Arla interrupted her. “That’s my point. You take pride in your skill, in your special, wonderful knowledge. And all you can accomplish with it is what carelessness or stupidity or even the normal path of entropy will do by itself. If you want a cello smashed, you don’t need an army: just turn it over to a preschool class without a teacher present. If you want to ruin a fine garden, you don’t have to march an expensive army through it—just let it alone. If you want someone to die, you don’t have to kill them: just wait! We’ll all die, Ereza. We don’t need your help.”

“It’s not about that!” But Ereza felt a cold chill. If Arla could think that… “It’s not about killing. It’s protecting—”

“You keep saying that, but—did you ever consider asking me? Asking any artist, any writer, any musician? Did you ever consider learning enough of our arts to guess how we might feel?”

Ereza stared at her, puzzled. “But we did protect you. We let you study music from the beginning; we’ve never pushed you into the military. What more do you want, Arlashi?”

“To be myself, to be a musician just because I am, not because you needed someone to prove that you weren’t all killers.”

That was ridiculous. Ereza stared at her twin, wondering if someone had mindwiped her. Would one of the political fringe groups have thought to embarrass the Fennaris family, with its rich military history, by recruiting its one musician? “I don’t understand,” she said, aware of the stiffness in her voice. She would have to tell Grandmother as soon as she got out of here, and find out if anyone else had noticed how strange Arla had become.

Arla leaned forward. “Ereza, you cannot have me as a tame conscience… someone to feel noble about. I am not a simple musician, all full of sweet melody, to soothe your melancholy hours after battle.” She plucked a sequence of notes, pleasant to the ear.

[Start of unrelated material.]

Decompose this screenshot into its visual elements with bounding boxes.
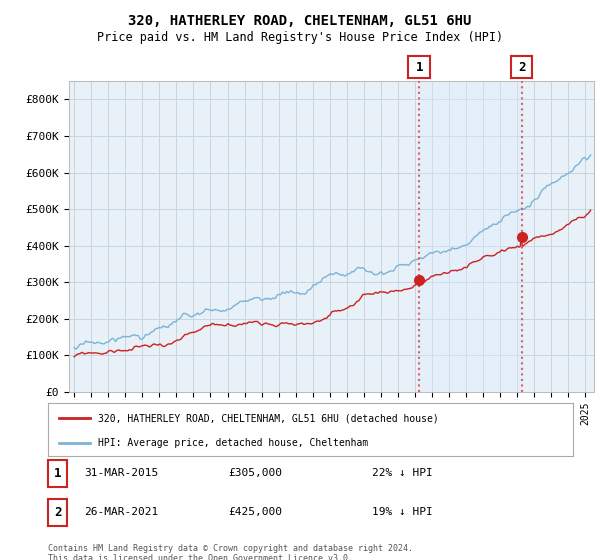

“Not that I mind your being soldiers,” Arla went on, now looking past Ereza’s head into some distance that didn’t belong in that small room. Ereza had seen that look on soldiers; it shocked her on Arla’s face. “It’s not that I’m a pacifist, you see. It’s more complicated than that. I want you to be honest soldiers. If you like war, admit it. If you like killing, admit that. Don’t make me the bearer of your nobility, and steal my own dark initiative. I am a person—a whole person—with my own kind of violence.”